The AI is able to detect whether the selfie is a real selfie, at which point it performs face matching between the selfie and the picture on the ID. So, almost every step of the process is infused with AI.
Peter O’Neill: Even before this current world crisis that has motivated businesses to rely on work at home strategies, there were already a lot of organizations around the world increasingly relying on remote workers. Why is it crucial to anchor trust with ID verification, and how can subsequent strong authentication help build out an unbreakable trust chain?

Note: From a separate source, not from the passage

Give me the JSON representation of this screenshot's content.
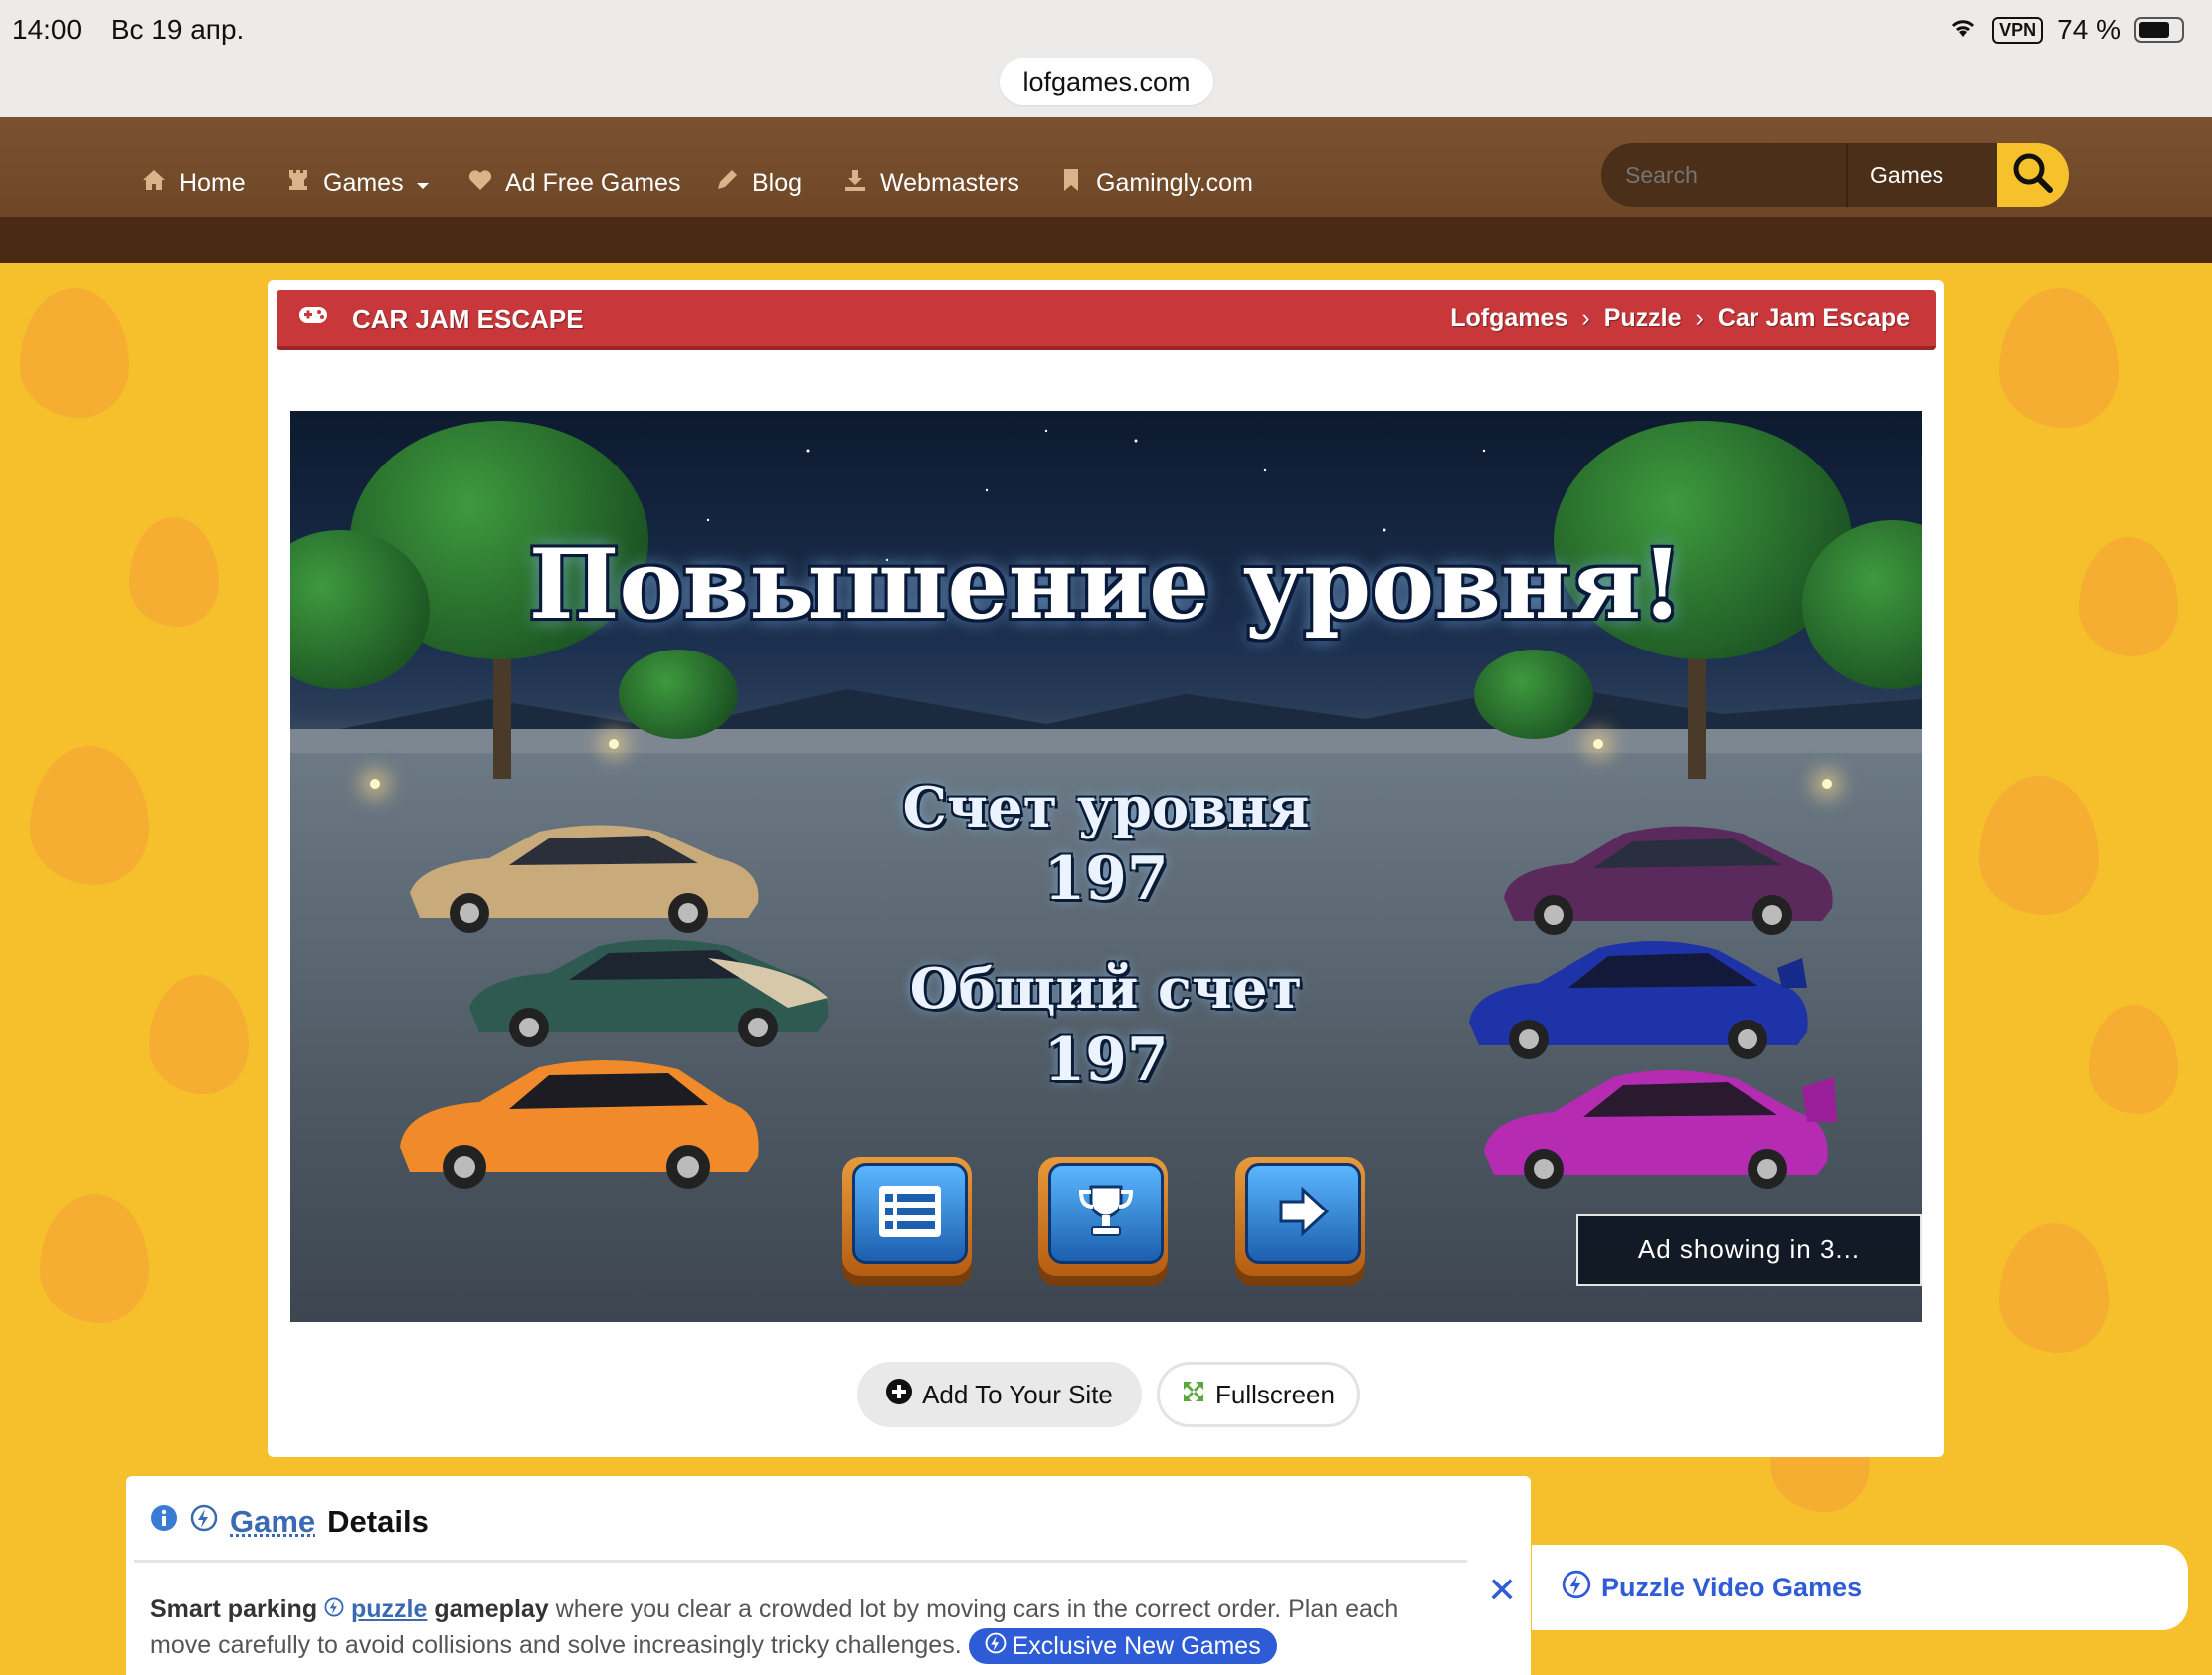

Dean Nicolls: Wow, that’s a good question. So the fact is, and this isn’t new information, but the world has been going mobile for the last 10 years and more and more transactions are happening on our phones and online versus someone marching into a branch office or into a physical kind of store. And so as the world has gone online and gone mobile, the needs for these types of remote services has grown. So whether you’re a bank or you’re in the sharing economy or you’re in eCommerce, you need to make sure that the person – not only who’s creating an account, but even who’s logging into an existing account – is who they claim to be. And so one of the things you kind of hinted at with the ongoing authentication is typically most of us all access our online accounts with a simple username and password.
Unfortunately, because of the dark web, we’re seeing social engineering and even deepfakes that organizations of all types and sizes need to protect those logins with a stronger form of authentication. And the good news about that is: if a company is using biometrics for at least the initial account onboarding, we actually capture a 3D face map when you go through that selfie-taking process upfront. Well, if you’re an institution, say you’re a bank and you’ve already captured that 3D face map, well guess what? If you fast forward two or three months and you, Peter, want to do a wire transfer to the Cayman Islands for $15,000 – which I’m sure is a fairly common occurrence for you – instead of just simply saying, “Hey Peter, we want to make sure that you are the actual account owner, tell us your mother’s maiden name or your first car,” which is obviously highly insecure because you’re not the only person that knows that information anymore. Why not just simply have the person take a selfie again and we go through the same selfie taking process? We would then create a fresh 3D face map compare it instantaneously to the original one that you created when you created that account several months ago and say, “Yes, this is in fact Peter, you can authorize that wire transfer.” That’s obviously a much more secure and reliable form of authentication than simply relying on knowledge based authentication or the secret questions and answers.
Peter O’Neill: Thank you very much, Dean. Always a pleasure to speak with you. I’m really pleased to see this initiative that you have started. I’m sure it will be very well received in the marketplace. And stay safe, you and your family, during this trying time.
Dean Nicolls: Thank you, Peter. Same to you and your family.